Is it possible for our Bubble Economy to persevere through 2008 without ever
increasing quantities of system Credit growth? Assuming such massive Credit
creation is in the offing (a major assumption today), how does the Credit system
pull off such a feat and what will be the consequences? Well, it would certainly
necessitate ongoing Bubbles in "money" market instruments, including Treasuries, "repos," and
agencies. It would also require a massive issuance of agency MBS, along with
another year of double-digit (Trillion plus!) bank Credit expansion. And we
must also hope that our foreign Creditors will not completely back away from
our risk markets.
Today, ongoing Credit excess, Current Account Deficits and financial outflows
inundate the world with dollar balances - that are then recycled back to a
limited supply of perceived safe Treasuries and (to a somewhat lesser extent)
agencies.

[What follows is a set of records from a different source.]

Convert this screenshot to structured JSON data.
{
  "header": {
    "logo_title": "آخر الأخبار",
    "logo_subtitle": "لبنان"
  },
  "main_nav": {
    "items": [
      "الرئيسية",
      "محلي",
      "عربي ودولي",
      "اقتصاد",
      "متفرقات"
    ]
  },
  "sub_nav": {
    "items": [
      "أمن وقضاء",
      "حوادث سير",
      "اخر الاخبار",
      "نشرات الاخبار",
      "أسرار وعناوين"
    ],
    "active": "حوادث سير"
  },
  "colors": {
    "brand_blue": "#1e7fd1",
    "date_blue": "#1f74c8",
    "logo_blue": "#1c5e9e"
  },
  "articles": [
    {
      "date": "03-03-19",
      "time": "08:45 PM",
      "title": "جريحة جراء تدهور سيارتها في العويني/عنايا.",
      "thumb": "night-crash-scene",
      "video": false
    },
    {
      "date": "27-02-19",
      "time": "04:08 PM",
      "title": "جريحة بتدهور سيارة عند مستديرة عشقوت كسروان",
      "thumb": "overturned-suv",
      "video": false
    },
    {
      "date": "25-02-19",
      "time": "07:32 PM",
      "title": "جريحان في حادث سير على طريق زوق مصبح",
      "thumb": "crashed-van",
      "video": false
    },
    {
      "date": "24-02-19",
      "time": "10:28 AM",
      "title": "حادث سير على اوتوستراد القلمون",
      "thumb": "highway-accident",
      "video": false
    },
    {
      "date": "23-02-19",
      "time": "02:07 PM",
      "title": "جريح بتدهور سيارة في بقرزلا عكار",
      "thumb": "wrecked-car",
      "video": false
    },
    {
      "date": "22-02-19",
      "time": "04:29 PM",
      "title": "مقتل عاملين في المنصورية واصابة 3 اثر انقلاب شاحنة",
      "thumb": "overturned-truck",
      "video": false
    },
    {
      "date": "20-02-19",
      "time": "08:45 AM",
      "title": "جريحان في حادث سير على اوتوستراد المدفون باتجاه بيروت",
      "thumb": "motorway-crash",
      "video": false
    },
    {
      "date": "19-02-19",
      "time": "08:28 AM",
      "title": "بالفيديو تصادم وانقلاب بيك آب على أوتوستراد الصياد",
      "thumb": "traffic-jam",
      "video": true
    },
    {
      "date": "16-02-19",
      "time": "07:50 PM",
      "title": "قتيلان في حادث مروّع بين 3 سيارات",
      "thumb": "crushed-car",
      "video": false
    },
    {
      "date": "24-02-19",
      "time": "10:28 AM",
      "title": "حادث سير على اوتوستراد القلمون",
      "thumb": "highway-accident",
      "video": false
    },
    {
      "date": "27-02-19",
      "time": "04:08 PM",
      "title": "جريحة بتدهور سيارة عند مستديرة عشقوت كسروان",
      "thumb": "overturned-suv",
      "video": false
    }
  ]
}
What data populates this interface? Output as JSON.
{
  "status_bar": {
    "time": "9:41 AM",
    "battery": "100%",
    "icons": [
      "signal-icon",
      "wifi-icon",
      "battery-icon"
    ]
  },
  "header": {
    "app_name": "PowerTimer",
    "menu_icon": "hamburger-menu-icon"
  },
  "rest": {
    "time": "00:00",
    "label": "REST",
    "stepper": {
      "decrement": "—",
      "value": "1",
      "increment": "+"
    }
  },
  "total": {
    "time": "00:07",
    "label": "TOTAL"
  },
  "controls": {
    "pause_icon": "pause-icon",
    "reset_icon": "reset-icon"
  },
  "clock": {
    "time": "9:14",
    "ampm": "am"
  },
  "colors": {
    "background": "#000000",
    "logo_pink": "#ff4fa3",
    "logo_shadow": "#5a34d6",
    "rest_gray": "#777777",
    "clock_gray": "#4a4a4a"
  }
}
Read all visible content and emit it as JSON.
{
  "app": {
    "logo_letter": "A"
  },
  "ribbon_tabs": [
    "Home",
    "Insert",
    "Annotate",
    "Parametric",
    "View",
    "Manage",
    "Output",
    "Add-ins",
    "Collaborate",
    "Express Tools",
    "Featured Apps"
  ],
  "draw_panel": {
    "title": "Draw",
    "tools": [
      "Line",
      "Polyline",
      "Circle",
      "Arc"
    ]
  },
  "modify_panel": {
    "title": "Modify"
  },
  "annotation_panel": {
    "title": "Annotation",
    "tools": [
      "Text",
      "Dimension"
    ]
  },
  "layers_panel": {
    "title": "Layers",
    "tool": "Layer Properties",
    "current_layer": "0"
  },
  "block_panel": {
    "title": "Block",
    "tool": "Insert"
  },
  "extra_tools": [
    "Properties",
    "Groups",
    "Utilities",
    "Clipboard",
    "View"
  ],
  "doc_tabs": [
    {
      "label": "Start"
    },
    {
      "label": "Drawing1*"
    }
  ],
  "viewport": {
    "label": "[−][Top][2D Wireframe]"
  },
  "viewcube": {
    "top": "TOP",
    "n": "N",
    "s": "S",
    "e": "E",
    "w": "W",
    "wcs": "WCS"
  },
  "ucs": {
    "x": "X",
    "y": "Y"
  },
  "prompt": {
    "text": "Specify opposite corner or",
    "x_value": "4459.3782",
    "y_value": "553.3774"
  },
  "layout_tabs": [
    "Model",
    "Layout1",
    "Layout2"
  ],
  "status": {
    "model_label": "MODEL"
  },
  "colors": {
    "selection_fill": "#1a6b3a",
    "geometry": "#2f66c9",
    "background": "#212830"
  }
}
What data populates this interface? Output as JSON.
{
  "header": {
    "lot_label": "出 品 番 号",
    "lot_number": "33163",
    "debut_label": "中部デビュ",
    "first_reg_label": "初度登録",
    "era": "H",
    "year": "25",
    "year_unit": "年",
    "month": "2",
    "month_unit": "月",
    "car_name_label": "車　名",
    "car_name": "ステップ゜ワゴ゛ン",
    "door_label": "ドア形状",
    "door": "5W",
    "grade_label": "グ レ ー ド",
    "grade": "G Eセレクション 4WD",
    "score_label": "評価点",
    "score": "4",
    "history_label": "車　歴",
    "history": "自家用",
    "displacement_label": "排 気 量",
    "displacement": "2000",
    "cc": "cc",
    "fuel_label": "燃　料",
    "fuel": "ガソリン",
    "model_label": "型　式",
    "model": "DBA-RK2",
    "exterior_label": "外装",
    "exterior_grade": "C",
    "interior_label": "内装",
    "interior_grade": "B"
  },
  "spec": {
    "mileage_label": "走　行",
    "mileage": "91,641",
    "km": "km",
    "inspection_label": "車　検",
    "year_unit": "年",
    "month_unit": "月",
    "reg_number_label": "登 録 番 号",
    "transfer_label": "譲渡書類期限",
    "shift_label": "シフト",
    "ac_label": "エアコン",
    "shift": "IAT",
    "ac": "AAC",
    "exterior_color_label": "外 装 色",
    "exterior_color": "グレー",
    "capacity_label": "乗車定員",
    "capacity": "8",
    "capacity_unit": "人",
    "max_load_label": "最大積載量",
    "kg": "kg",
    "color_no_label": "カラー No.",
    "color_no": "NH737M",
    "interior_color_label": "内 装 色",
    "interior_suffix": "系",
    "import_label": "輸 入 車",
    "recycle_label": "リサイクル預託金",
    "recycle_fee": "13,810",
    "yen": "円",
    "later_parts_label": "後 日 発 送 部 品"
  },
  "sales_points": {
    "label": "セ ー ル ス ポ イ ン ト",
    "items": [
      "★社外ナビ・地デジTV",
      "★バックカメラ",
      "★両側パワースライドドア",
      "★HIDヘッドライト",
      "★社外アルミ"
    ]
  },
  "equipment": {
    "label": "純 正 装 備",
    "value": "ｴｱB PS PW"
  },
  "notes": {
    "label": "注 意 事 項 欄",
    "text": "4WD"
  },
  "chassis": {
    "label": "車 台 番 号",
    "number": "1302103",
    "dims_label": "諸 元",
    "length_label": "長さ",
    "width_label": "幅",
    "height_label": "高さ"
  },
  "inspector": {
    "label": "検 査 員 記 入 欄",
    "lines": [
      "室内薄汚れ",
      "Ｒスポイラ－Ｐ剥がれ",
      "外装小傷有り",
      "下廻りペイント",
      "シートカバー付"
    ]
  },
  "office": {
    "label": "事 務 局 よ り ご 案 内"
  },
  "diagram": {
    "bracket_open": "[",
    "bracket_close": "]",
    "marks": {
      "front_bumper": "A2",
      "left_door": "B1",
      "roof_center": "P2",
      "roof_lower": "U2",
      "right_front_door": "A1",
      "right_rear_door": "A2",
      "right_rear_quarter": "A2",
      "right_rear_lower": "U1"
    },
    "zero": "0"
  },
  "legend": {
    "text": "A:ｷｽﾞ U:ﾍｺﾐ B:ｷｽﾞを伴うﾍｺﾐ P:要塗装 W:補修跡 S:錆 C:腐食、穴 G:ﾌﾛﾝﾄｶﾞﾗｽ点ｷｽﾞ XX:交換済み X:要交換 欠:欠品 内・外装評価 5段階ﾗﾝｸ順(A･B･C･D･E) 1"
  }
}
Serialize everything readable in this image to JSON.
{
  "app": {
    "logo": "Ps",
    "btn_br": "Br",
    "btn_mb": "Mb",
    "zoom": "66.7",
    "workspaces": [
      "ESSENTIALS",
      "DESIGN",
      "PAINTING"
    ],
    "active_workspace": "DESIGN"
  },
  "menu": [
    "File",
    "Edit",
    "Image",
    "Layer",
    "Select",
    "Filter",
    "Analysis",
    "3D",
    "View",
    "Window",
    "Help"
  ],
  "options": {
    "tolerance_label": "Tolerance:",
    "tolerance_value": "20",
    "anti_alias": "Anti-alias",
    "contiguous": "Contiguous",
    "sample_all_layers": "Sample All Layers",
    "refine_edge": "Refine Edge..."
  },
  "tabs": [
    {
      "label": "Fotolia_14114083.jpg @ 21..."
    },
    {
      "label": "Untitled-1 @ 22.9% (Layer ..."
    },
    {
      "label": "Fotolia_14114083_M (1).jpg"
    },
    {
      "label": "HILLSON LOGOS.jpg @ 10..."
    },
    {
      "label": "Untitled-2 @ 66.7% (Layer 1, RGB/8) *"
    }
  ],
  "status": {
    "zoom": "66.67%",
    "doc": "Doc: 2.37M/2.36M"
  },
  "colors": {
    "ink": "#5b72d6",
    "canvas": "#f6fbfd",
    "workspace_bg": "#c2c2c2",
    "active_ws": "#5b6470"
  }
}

This resulting Bubble has severely distorted the fixed income marketplace,
creating one more facet to the unfolding financial crisis and dislocation.
The first three trading sessions saw stocks in virtual freefall, Treasuries
in melt-up mode, the yen rallying strongly, and many spreads widening meaningfully.
2008 has commenced with some key hallmarks of impending financial dislocation
- not a huge surprise since we've for some time now been in the midst of an
unfolding financial crisis. The stock market is in some serious trouble, and
the U.S. Bubble Economy is in serious jeopardy. Myriad global Bubbles are accidents
waiting to happen. Worse yet, we're now officially in what will be a decisively
unbullish political campaign season. There's also increased talk of Wall Street
investigations - of which there will be plenty. Disconcertingly, the public
mood is turning increasingly sour at home and the geopolitical backdrop more
problematic abroad. Get ready for one of the consequence of bursting Bubbles
- a public less trusting in "Capitalism," a world increasingly lured to "protectionism," and
a federal government much more intrusive in our financial lives.
As for Issues 2008, there are obviously many and they are unusually
varied - a wide spectrum of financial, economic, political, environmental and
geopolitical risks. I really fear a major California bust has commenced. But
what worries me most at the present is the possibility of a "run" on the leveraged
speculating community, a circumstance that could potentially precipitate a "seizing
up" of even the more "money-like" debt markets at home and abroad. I foresee
chaotic markets. As always, I can only hope my fears prove unfounded.